May’s data indicates that yearly house price growth slid to 2.1% – the weakest in nearly four years.
Nationwide looked at house price movements in the months around previous elections and the EU referendum last year. Its analysis found that previous elections do not seem to have generated much volatility in property prices, or significant changes in trends.
Robert Gardner, Nationwide’s Chief Economist, noted: ‘If history is any guide, the slowdown is unlikely to be linked to election-related uncertainty. Housing market trends have not traditionally been impacted around the time of general elections. Rightly or wrongly, for most home buyers, elections are not foremost in their minds while buying or selling their home.’

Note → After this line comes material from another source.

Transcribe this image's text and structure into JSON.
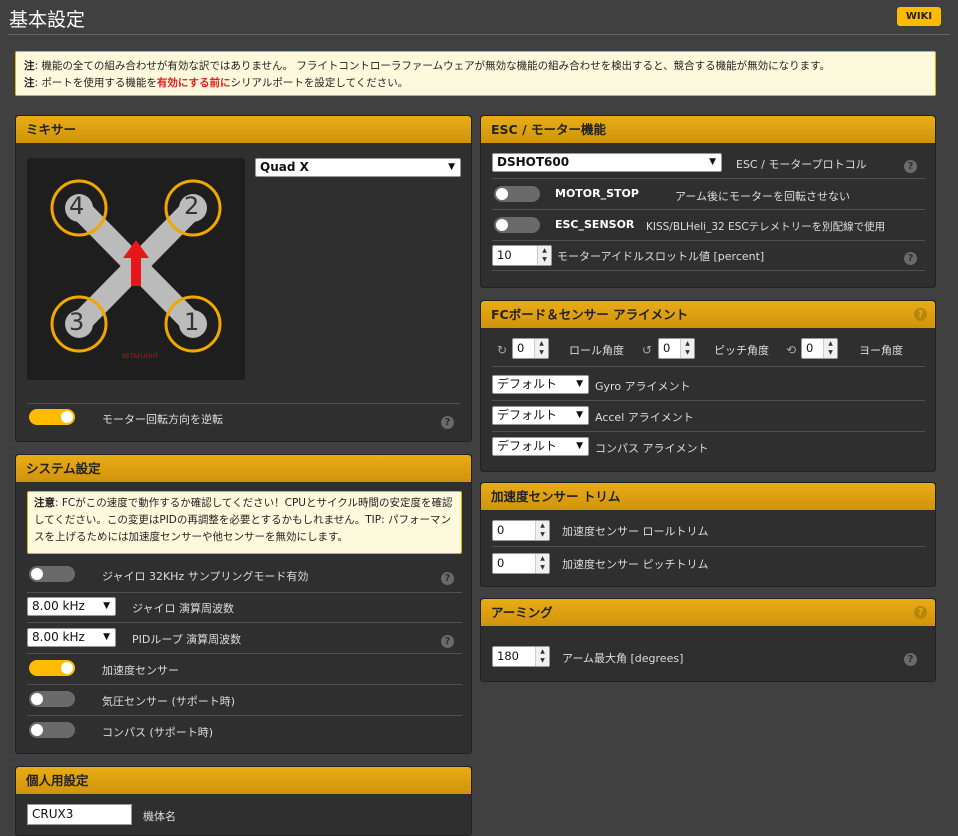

‘On the whole, prevailing trends have been maintained just before, during and after UK general elections. Broader economic trends appear to dominate any immediate election-related impacts. It is too early to conclude whether the slowdown in house price growth is merely a blip, a reflection of the impact of the squeeze on household budgets, or is due to mounting affordability pressures in key areas of the country,’ he continued.
Moving on, Gardner said: ‘Given the ongoing uncertainties around the UK’s future trading arrangements and the upcoming election, the economic outlook is unusually uncertain, and housing market trends will depend crucially on developments in the wider economy.’
‘Nevertheless, in our view, household spending is likely to slow in the quarters ahead, along with the wider economy, as rising inflation increases the squeeze on household budgets. This, together with mounting housing affordability pressures, is likely to exert a drag on activity and house price growth in the quarters ahead.’
Property price growth slows for third straight month
Russell Quirk, founder and CEO of eMoov.co.uk, observed: ‘A third consecutive drop may seem like a reason to worry for UK homeowners, but house prices still continue to climb despite the slowdown in the rate of growth.’
‘It is unclear as to whether the market is losing momentum or if buyer demand is unseasonably hibernating due to the oncoming election, but Nationwide have been quick to highlight that previous elections have had little impact on traditional house price trends.
It’s fair to say, however, that previous years were a tad more routine that a snap election called in the middle of negotiations to leave the EU and it is likely that the market is seeing an influence from both sides.’
‘House prices, along with the gap when compared to earnings, have continued to increase and such a pattern is unsustainable in the long term. It is likely that we will see the market let off a little steam and naturally adjust over the coming months and overall it should stabilise once the election dust has settled and buyer confidence returns to full force.’